Evaluation of a fully human monoclonal antibody against multiple influenza A viral strains in mice and a pandemic H1N1 strain in nonhuman primates

- Therapeutic treatment with the anti-M2 mAb Z3G1 at day 3 post infection protected mice from a lethal dose viral infection.
- Z3G1 administration at days 2 and 4 post infection reduced lung viral titers in mice infected with different viral strains.
- Z3G1 treatment protected monkeys from pandemic H1N1 virus infection.
- Z3G1 was engineered to AccretaMab® version, which mediated stronger ADCC and CDC than conventional Z3G1.

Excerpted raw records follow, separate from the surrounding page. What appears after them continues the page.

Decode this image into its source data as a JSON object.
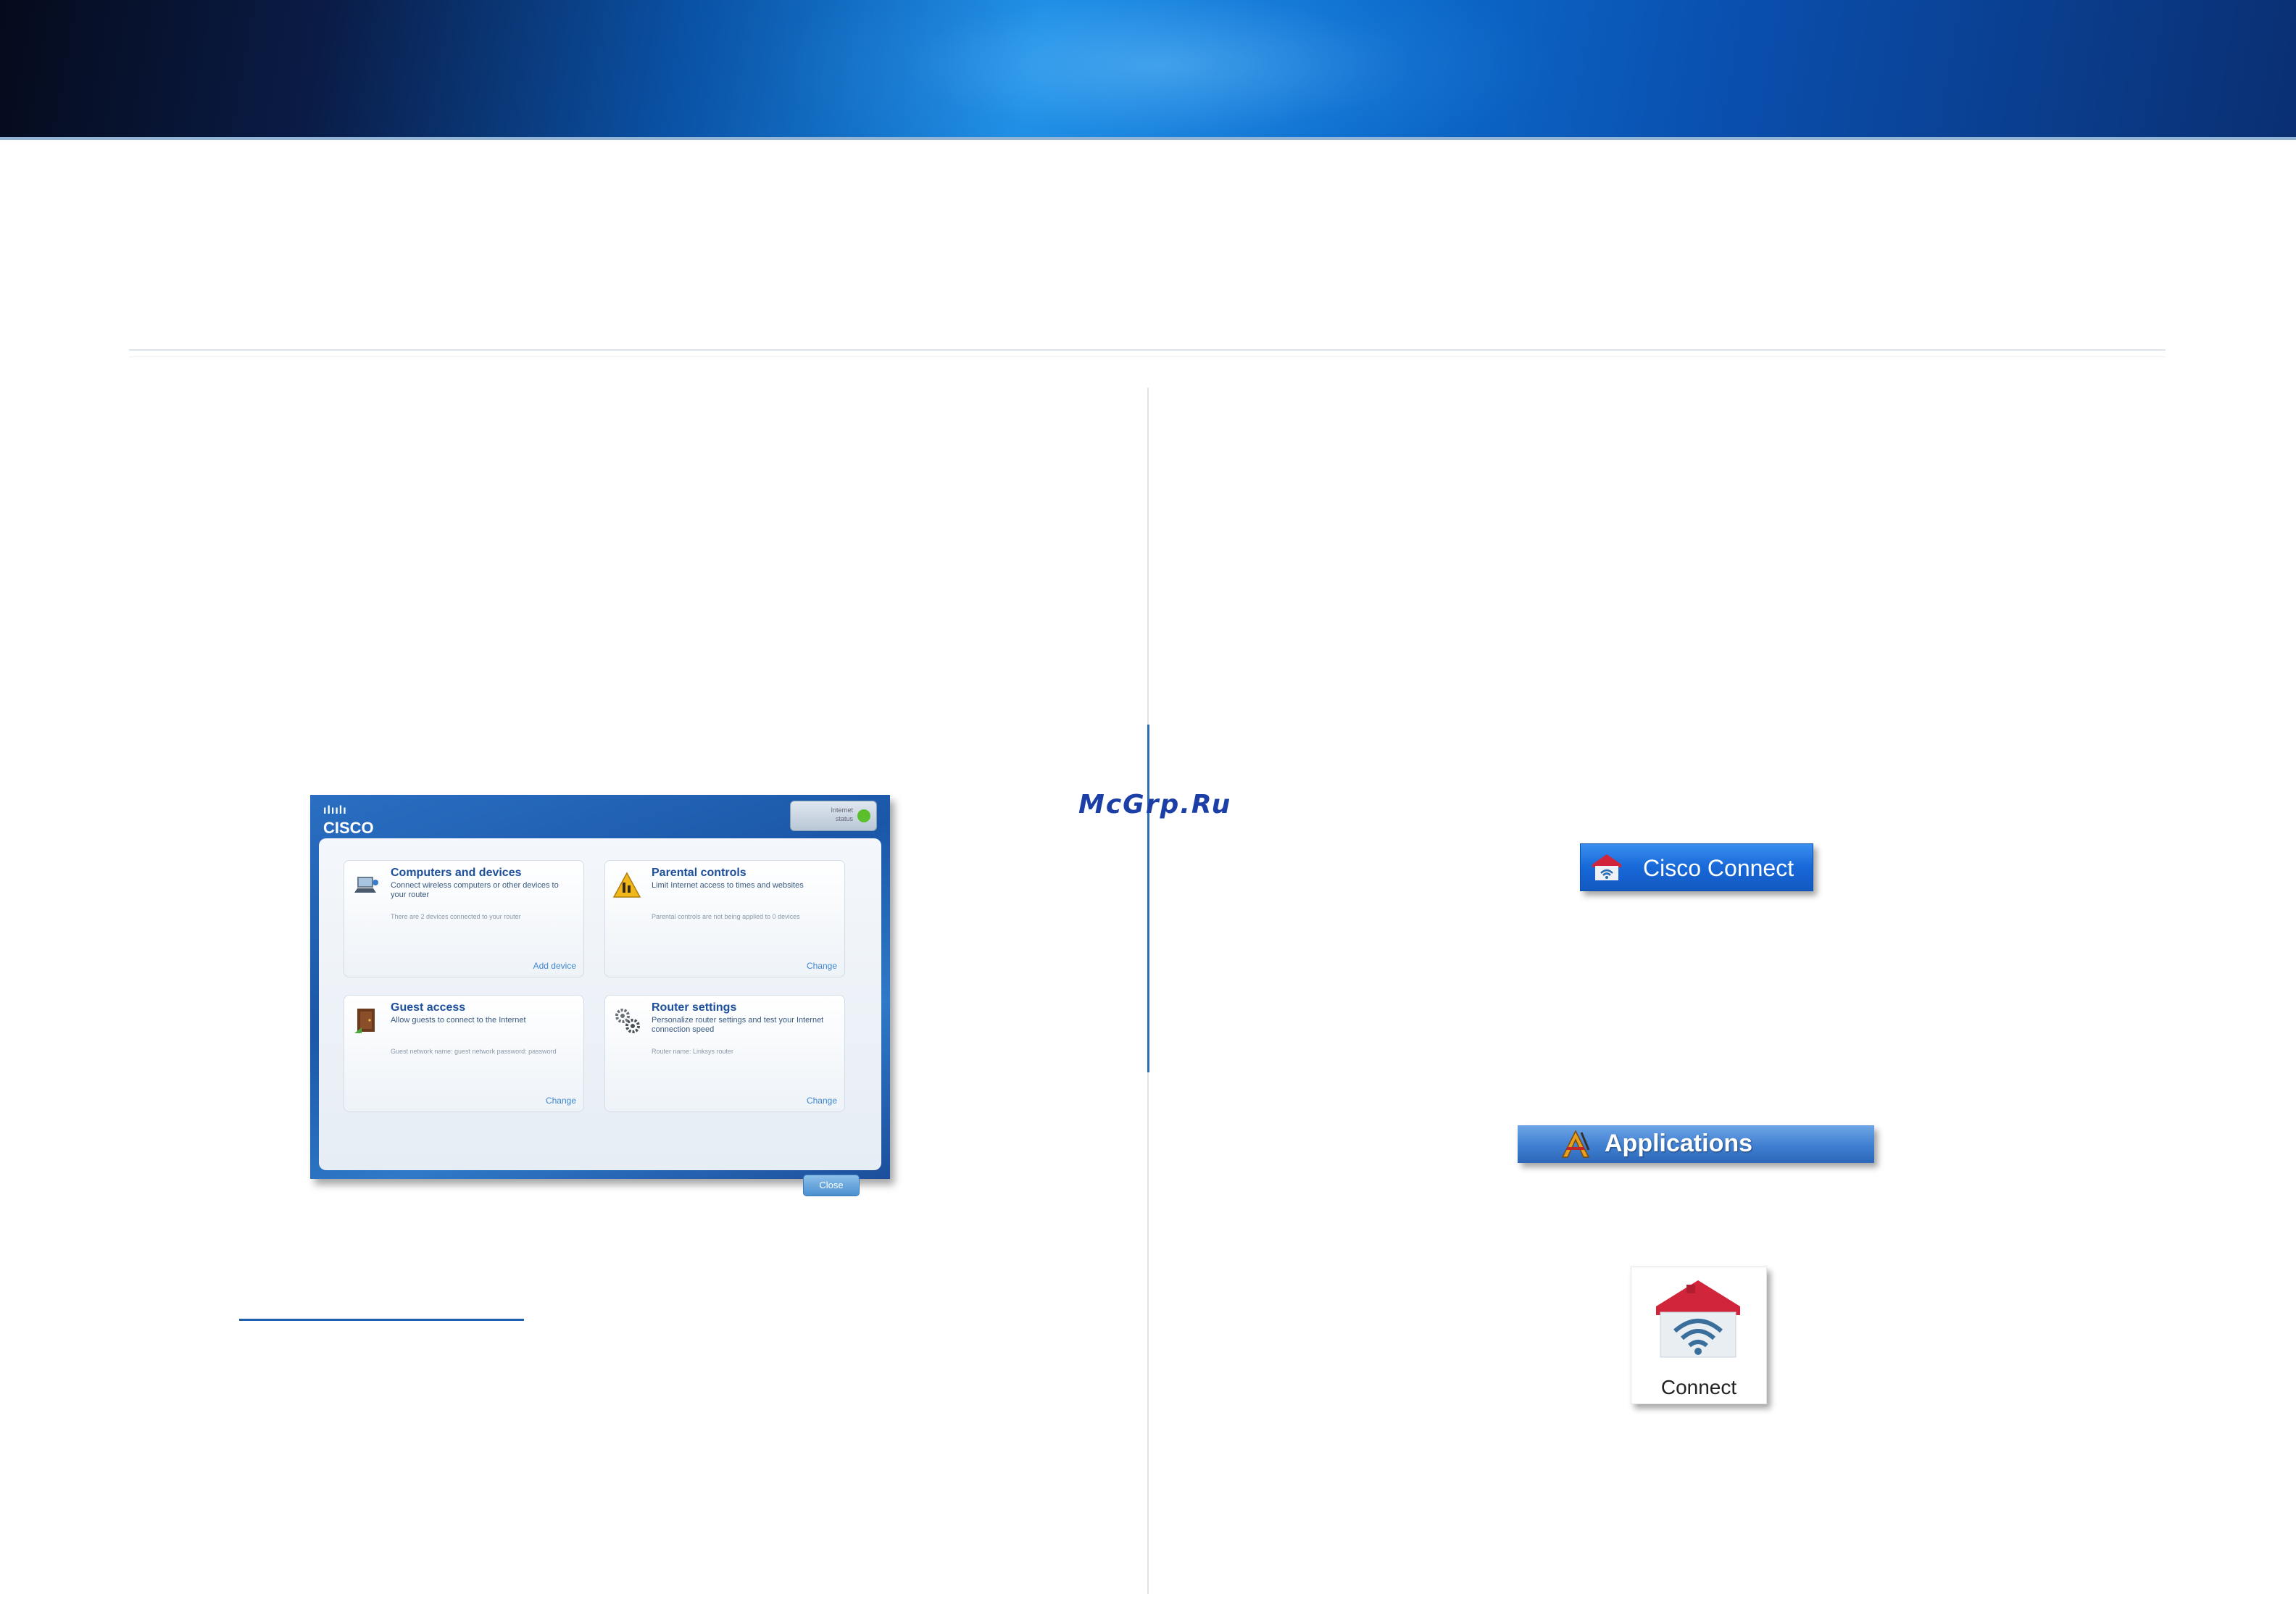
{
  "watermark": "McGrp.Ru",
  "cisco_window": {
    "logo_bars": "ılıılı",
    "logo_text": "CISCO",
    "status_text": "Internet\nstatus",
    "cards": [
      {
        "title": "Computers and devices",
        "description": "Connect wireless computers or other devices to your router",
        "note": "There are 2 devices connected to your router",
        "action": "Add device"
      },
      {
        "title": "Parental controls",
        "description": "Limit Internet access to times and websites",
        "note": "Parental controls are not being applied to 0 devices",
        "action": "Change"
      },
      {
        "title": "Guest access",
        "description": "Allow guests to connect to the Internet",
        "note": "Guest network name: guest network password: password",
        "action": "Change"
      },
      {
        "title": "Router settings",
        "description": "Personalize router settings and test your Internet connection speed",
        "note": "Router name: Linksys router",
        "action": "Change"
      }
    ],
    "close_label": "Close"
  },
  "cisco_connect_button": {
    "label": "Cisco Connect"
  },
  "applications_bar": {
    "label": "Applications"
  },
  "connect_tile": {
    "label": "Connect"
  },
  "colors": {
    "banner_dark": "#050b1c",
    "banner_bright": "#1c8fe6",
    "accent_blue": "#1f5fb0",
    "house_red": "#d0253a"
  }
}
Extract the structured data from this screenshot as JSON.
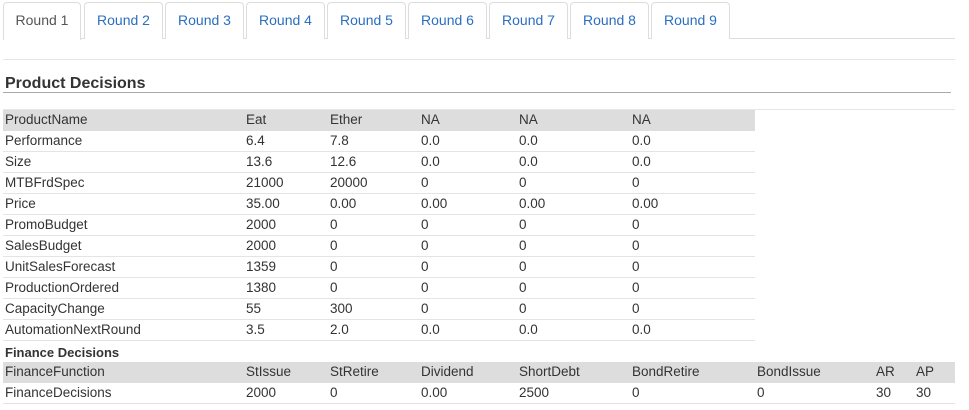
{
  "tabs": [
    "Round 1",
    "Round 2",
    "Round 3",
    "Round 4",
    "Round 5",
    "Round 6",
    "Round 7",
    "Round 8",
    "Round 9"
  ],
  "active_tab": 0,
  "product_section": {
    "title": "Product Decisions",
    "columns": [
      "ProductName",
      "Eat",
      "Ether",
      "NA",
      "NA",
      "NA"
    ],
    "rows": [
      [
        "Performance",
        "6.4",
        "7.8",
        "0.0",
        "0.0",
        "0.0"
      ],
      [
        "Size",
        "13.6",
        "12.6",
        "0.0",
        "0.0",
        "0.0"
      ],
      [
        "MTBFrdSpec",
        "21000",
        "20000",
        "0",
        "0",
        "0"
      ],
      [
        "Price",
        "35.00",
        "0.00",
        "0.00",
        "0.00",
        "0.00"
      ],
      [
        "PromoBudget",
        "2000",
        "0",
        "0",
        "0",
        "0"
      ],
      [
        "SalesBudget",
        "2000",
        "0",
        "0",
        "0",
        "0"
      ],
      [
        "UnitSalesForecast",
        "1359",
        "0",
        "0",
        "0",
        "0"
      ],
      [
        "ProductionOrdered",
        "1380",
        "0",
        "0",
        "0",
        "0"
      ],
      [
        "CapacityChange",
        "55",
        "300",
        "0",
        "0",
        "0"
      ],
      [
        "AutomationNextRound",
        "3.5",
        "2.0",
        "0.0",
        "0.0",
        "0.0"
      ]
    ]
  },
  "finance_section": {
    "title": "Finance Decisions",
    "columns": [
      "FinanceFunction",
      "StIssue",
      "StRetire",
      "Dividend",
      "ShortDebt",
      "BondRetire",
      "BondIssue",
      "AR",
      "AP"
    ],
    "rows": [
      [
        "FinanceDecisions",
        "2000",
        "0",
        "0.00",
        "2500",
        "0",
        "0",
        "30",
        "30"
      ]
    ]
  }
}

Influenza virus is a global health concern due to its unpredictable pandemic potential. Frequent mutations of surface molecules, hemagglutinin (HA) and neuraminidase (NA), contribute to low efficacy of the annual flu vaccine and therapeutic resistance to standard antiviral agents. The populations at high risk of influenza virus infection, such as the elderly and infants, generally mount low immune responses to vaccines, and develop severe disease after infection. Novel therapeutics with high effectiveness and mutation resistance are needed. Previously, we described the generation of a fully human influenza virus matrix protein 2 (M2) specific monoclonal antibody (mAb), Z3G1, which recognized the majority of M2 variants from natural viral isolates, including highly pathogenic avian strains. Passive immunotherapy with Z3G1 significantly protected mice from the infection when administered either prophylactically or 1-2 days post infection. In the present study, we showed that Z3G1 significantly protected mice from lethal infection when treatment was initiated 3 days post infection. In addition, therapeutic administration of Z3G1 reduced lung viral titers in mice infected with different viral strains, including amantadine and oseltamivir-resistant strains. Furthermore, prophylactic and therapeutic administration of Z3G1 sustained O2 saturation and reduced lung pathology in monkeys infected with a pandemic H1N1 strain. Finally, de-fucosylated Z3G1 with an IgG1/IgG3 chimeric Fc region was generated (AccretaMab® Z3G1), and showed increased ADCC and CDC in vitro. Our data suggest that the anti-M2 mAb Z3G1 has great potential as a novel anti-flu therapeutic agent.